Training the peer educators was more innovative. Five were FACS ed majors and one ag ed, so they got practice teaching. They went through the program then they went into groups. They were paid a stipend for each activity they completed. The spring pop-up was a fun event and unexpected success. They’d planned for 100 and had 270. Participants had to complete activities to gain knowledge and win prizes. 

4-H Marketing Videos – Caroline Homan, Sue Milender, Cindy Klapperich, Alicia Harstad 

In counties, agents often feel overwhelmed with how to consistently and creatively meet the needs of 4-H families. New families often don’t know what to expect. This team developed four videos and several Powtoons to help onboard new 4-H families. These provide info when families are ready to receive it. 

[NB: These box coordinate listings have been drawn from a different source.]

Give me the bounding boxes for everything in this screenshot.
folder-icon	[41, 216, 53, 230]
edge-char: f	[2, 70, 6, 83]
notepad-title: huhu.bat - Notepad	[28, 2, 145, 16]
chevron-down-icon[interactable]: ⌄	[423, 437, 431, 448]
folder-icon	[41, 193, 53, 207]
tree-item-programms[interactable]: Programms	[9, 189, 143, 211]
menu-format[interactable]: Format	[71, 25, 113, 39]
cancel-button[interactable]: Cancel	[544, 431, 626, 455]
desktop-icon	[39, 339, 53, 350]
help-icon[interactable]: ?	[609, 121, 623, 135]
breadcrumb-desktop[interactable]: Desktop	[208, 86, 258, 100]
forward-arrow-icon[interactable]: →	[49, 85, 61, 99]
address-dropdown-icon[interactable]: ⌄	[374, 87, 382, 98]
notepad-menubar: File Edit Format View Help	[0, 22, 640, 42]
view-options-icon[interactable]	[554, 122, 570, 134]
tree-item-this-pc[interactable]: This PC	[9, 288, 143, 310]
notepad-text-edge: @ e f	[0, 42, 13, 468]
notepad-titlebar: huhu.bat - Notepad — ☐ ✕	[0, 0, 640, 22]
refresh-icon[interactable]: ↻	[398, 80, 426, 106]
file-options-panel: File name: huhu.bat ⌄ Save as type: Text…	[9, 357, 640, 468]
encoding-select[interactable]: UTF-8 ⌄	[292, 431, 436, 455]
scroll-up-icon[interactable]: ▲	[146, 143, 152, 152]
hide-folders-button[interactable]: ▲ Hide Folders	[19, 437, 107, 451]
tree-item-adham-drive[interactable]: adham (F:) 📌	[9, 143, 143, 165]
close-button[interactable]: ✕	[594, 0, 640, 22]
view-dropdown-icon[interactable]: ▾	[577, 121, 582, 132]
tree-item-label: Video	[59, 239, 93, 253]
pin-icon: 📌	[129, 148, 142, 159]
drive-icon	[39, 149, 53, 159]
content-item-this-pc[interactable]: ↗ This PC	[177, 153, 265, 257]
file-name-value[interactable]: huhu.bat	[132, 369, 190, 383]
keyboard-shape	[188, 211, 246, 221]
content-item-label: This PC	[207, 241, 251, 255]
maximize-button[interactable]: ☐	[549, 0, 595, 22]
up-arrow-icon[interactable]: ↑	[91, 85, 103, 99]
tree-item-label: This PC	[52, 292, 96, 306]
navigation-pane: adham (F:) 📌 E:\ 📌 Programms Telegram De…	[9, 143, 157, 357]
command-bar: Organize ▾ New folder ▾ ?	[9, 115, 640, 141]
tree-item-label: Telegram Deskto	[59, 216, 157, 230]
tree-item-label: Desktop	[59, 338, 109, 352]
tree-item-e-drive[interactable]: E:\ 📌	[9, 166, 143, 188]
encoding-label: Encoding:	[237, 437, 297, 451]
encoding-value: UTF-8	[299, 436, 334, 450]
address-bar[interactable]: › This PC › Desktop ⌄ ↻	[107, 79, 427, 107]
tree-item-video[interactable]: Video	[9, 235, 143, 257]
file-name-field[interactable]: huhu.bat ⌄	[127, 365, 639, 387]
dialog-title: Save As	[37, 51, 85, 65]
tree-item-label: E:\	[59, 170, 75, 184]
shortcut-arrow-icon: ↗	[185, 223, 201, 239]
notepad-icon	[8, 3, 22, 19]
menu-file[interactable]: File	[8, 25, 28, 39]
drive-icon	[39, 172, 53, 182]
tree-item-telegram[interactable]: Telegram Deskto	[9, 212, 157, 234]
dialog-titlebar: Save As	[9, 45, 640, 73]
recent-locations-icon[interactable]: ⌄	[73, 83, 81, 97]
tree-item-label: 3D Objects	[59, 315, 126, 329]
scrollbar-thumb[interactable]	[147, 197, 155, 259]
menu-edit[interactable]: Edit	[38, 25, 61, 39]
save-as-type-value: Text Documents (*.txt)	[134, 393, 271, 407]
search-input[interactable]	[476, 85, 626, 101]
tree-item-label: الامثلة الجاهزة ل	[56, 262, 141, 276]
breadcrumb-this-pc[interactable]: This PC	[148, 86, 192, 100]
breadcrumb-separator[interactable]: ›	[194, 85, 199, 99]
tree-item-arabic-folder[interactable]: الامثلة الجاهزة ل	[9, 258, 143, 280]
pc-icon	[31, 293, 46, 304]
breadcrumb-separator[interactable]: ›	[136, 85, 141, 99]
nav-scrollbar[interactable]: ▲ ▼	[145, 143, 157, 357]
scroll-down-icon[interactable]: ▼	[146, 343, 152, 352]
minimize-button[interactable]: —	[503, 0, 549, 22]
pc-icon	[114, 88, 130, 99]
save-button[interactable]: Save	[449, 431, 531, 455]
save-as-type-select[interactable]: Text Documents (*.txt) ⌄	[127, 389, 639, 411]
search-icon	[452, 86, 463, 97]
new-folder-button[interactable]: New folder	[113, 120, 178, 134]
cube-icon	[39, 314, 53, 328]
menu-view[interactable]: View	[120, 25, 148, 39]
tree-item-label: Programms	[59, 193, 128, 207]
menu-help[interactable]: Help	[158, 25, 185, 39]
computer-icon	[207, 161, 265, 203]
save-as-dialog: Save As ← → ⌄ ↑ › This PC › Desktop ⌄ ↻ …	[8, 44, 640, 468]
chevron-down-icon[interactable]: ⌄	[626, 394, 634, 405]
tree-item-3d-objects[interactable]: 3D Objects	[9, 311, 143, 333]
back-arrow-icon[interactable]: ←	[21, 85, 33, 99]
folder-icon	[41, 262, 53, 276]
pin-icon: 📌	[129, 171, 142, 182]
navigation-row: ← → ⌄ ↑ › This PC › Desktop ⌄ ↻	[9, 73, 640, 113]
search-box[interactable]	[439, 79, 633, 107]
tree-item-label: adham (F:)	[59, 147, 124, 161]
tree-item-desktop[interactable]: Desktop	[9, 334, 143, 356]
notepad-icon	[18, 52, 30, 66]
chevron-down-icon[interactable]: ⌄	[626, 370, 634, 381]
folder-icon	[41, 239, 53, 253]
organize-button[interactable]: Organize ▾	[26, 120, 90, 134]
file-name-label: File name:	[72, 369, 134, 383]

The videos are linked from the 4-H home page. They had creative names for the videos but went back to clear descriptions. The videos quickly describe what 4-H is and how families can participate to get great experiences. They meet needs of individual children and provide a snapshot of different ways to approach 4-H. The videos are targeted at adult audiences, but they see kids engaged. The Powtoons are more for kids with youth voices and caricatures that dig into how-to’s. The videos help agents have a one-stop shop to share with families – those enrolled and those considering. They’re trying to reach a diverse audience. 

Scott and Caroline shared short segments of one video and one Powtoon. Their challenge was to have the videos educational but not overwhelming. Brad Cogdill added financial support beyond the grant for more videos. The team wrote the scripts then they were reviewed by Brad, specialists, 4-H families and non4-H families. The project was incredibly time consuming. The videos are on YouTube, but please direct people to get to them from the 4-H home page. The videos are voiceovers so they can change out photos as 4-H’ers age without having to re-edit audio. Team members wrote the storyboards then Scott animated the Powtoons. Videos are combo of Scott shooting and agents providing videos and still photos. They’re still finalizing some of the pieces so haven’t revealed widely yet.  

Parent and Family Resource Centers Marketing – Kim Bushaw 

Her grant was for $3,500 to market the six PFRCs in the network. 

They developed cart cards for kids and food fun for families posters with the same content. PFRC staff are distributing cart cards to grocery stores to market the PFRCs where families go – grocery shopping. The cards are printed on the indestructible paper in Print and Copy Services so cost about $16 per set. 

Their grant also funded Setting Bedtime and Screen Limits videos. The first part of each is education and the last minute is marketing PFRCs. Coordinators also have used them with advisory groups, at conferences, etc. After they developed the storyboard, they realized it was too long so split it in half. See www.ag.ndsu.edu/pen though someone said they had trouble finding the PFRC website. 

Kim also refreshed their website with Kelli and Sonja, and with Ag Comm created an infographic to show the importance of PFRCs. A student made two Powtoons. 

They’ve gotten great feedback from advisory board members, and reached both parents and decision makers.